Iniciar uma carreira científica no Brasil é bastante difícil; embora existam universidades públicas bem conhecidas que oferecem cursos de graduação e pós-graduação gratuitamente, nem todos têm acesso a este caminho. Os exames de candidatura destas universidades, geralmente feitos logo após o ensino médio, exigem que os jovens tenham uma excelente educação básica, mais freqüentemente oferecida a pessoas que tiveram uma educação privada. Além disso, pessoas que não são vistas como caucasianas no Brasil estão desproporcionalmente ausentes nas escolas privadas de elite, o que explica sua absoluta sub-representação nas universidades públicas. 

No final de 2016, os programas de ajuda social começaram a exigir cotas para que não caucasianos tivessem acesso a cursos de graduação em universidades públicas. Como estas universidades estão focadas na pesquisa científica, um resultado previsível foi um aumento na demanda por cursos de pós-graduação; e aqui reside a questão principal. Não existe um programa social semelhante para estudantes não-caucasianos ingressarem em programas de mestrado ou doutorado, nem bolsas de estudos especiais caso eles realmente sejam admitidos.

A falsa paz. Em primeiro plano: um monumento representando a "Paz de Yperoig", que retrata o suposto momento em que os colonos portugueses e o povo Guarani ratificaram um tratado de paz. Antecedentes: A juventude Guarani em uma manifestação pedindo o reconhecimento da propriedade de suas terras sagradas. Foto e legenda por: Luis Gustavo Arruda

Dado o vasto conhecimento ecológico tradicional presente nas quase 250 culturas indígenas no Brasil, excluir o acesso desses povos a uma carreira científica é uma camada totalmente nova de etnocídio. Como candidato a PhD defunto, não basta exigir o pagamento imediato da renda de dezembro; o governo brasileiro deve exigir acesso eqüitativo aos cursos de pós-graduação, prover ajuste de inflação (acumulada em 60%, já que não foi reajustada desde 2013) e expandir a extensão dos programas de bolsas de estudo. 

Além da má administração de Bolsonaro e das promessas de campanha de Lula da Silva, os compromissos planetários, como as Metas de Desenvolvimento Sustentável da ONU, promovem o fornecimento de recursos financeiros aos países subdesenvolvidos(meta 13.a). Muito mais próximo de aguardar decisões presidenciais, isto poderia ser implementado diretamente como acordos de cooperação bilateral entre acadêmicos.

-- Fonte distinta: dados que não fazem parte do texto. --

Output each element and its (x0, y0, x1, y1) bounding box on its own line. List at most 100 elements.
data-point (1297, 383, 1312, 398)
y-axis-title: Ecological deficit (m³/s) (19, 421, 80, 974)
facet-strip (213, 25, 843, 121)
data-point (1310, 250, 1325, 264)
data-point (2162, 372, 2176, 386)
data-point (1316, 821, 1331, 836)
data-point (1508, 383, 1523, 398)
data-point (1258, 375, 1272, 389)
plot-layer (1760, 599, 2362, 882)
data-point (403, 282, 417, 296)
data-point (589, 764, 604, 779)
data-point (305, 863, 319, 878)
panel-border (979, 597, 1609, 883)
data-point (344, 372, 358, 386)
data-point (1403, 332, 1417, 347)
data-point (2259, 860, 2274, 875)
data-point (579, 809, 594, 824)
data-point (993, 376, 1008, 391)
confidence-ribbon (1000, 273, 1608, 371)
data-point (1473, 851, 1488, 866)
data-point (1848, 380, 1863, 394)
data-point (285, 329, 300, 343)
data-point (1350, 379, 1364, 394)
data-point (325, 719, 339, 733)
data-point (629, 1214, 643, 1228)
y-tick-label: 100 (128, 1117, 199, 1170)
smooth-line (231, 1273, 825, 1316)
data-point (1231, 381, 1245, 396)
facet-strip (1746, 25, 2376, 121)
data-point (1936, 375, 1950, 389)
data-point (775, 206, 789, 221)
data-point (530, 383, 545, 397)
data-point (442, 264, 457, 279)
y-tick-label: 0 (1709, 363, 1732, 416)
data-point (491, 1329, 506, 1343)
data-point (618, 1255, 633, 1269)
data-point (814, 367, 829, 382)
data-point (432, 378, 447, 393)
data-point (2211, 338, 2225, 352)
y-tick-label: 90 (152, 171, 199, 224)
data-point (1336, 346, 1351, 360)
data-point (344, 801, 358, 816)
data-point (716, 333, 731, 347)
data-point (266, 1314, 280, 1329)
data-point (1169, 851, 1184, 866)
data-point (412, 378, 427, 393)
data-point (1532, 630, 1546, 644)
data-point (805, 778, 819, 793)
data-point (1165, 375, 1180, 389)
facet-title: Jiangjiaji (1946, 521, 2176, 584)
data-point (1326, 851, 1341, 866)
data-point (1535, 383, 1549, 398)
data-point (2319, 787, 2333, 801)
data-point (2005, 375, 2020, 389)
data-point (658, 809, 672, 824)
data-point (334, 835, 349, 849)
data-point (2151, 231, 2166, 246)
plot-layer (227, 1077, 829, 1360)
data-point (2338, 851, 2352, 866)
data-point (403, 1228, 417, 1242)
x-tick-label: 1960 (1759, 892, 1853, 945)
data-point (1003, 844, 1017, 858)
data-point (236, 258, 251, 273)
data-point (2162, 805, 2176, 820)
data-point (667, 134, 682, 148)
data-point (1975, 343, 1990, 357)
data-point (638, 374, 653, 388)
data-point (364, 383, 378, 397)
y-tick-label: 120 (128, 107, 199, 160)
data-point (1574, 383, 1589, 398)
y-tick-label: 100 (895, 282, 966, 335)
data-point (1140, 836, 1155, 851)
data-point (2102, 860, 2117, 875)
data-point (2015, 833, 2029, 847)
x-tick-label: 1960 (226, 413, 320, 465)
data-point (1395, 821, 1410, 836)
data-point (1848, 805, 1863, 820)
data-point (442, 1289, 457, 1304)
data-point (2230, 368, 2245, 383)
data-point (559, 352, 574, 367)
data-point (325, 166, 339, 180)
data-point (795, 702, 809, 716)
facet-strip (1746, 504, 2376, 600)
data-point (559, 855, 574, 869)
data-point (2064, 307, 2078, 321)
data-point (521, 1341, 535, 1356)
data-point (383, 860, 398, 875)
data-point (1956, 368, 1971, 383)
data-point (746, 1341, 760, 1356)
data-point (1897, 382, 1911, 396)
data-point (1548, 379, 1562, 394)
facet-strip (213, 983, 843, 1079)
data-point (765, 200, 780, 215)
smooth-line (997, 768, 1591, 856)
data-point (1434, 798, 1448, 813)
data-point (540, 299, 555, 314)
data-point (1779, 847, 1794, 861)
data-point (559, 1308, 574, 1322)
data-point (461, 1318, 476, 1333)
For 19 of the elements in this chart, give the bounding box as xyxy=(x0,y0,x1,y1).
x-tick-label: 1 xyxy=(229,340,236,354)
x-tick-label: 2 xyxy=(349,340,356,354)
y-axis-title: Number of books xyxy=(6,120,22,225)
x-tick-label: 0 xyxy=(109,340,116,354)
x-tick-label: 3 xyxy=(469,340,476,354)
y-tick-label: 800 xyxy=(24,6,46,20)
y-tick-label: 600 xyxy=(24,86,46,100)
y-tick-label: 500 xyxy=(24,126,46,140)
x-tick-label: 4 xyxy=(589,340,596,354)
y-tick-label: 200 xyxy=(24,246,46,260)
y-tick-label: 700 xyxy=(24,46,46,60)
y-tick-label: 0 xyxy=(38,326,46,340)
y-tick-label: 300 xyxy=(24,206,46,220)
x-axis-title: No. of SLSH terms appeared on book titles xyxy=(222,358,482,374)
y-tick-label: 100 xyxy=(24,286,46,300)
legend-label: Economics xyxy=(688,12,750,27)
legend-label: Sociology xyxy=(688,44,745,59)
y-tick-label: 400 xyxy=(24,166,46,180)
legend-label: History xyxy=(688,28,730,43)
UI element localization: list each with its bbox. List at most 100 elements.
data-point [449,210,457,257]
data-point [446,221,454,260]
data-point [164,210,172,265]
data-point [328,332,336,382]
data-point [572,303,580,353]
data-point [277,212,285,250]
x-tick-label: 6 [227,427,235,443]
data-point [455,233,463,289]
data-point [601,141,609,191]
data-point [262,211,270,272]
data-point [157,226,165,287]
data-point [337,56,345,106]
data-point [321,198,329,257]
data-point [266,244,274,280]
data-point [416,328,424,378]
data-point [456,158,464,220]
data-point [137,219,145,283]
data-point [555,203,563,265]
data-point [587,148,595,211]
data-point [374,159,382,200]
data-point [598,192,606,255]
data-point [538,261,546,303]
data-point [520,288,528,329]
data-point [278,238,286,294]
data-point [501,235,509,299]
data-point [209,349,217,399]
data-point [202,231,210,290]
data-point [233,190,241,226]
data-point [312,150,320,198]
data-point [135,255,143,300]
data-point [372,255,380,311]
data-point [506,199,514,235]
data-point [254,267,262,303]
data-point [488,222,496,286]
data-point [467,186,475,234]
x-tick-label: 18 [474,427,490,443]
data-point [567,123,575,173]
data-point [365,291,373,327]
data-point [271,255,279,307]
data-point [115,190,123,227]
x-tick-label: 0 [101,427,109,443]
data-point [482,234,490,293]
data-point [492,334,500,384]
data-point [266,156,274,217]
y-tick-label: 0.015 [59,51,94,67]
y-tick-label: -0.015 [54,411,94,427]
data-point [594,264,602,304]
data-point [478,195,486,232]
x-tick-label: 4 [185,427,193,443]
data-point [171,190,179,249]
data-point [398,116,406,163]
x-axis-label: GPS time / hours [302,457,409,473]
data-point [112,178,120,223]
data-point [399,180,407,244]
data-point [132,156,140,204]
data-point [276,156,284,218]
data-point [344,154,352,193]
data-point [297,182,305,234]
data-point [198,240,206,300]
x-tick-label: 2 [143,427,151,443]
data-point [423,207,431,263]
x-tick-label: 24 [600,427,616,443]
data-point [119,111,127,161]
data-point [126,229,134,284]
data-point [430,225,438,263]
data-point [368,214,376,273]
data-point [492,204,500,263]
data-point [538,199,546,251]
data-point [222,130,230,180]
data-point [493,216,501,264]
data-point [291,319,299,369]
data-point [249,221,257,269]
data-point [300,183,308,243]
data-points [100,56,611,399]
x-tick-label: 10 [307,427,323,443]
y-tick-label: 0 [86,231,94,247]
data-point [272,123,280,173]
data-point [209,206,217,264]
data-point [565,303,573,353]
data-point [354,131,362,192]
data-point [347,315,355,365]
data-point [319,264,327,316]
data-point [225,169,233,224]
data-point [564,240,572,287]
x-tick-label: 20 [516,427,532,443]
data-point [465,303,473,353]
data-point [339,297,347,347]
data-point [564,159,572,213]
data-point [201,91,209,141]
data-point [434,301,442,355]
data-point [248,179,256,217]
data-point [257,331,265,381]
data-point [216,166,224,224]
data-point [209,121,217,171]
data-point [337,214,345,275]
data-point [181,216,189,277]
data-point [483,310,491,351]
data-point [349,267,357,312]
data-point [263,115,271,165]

Se você não está em uma universidade, mas se sente apaixonado por este tópico, você poderia doar diretamente para projetos de financiamento de multidões, tais como os Detectives de Alimentos: um projeto educacional focado no ensino através da ciência cidadã, proporcionando um monitoramento contínuo do status de segurança nutricional nos bairros das escolas públicas. Com uma pequena doação de US$ 4,00 podemos entregar materiais educacionais a uma criança em qualquer lugar do Brasil.

Como sofremos uma paz falsa através da herança colonialista profunda no Brasil, nossa solidariedade é o que sempre transformou o mundo, e continuará a construir uma sociedade que se encaixa nos mundos únicos de todos.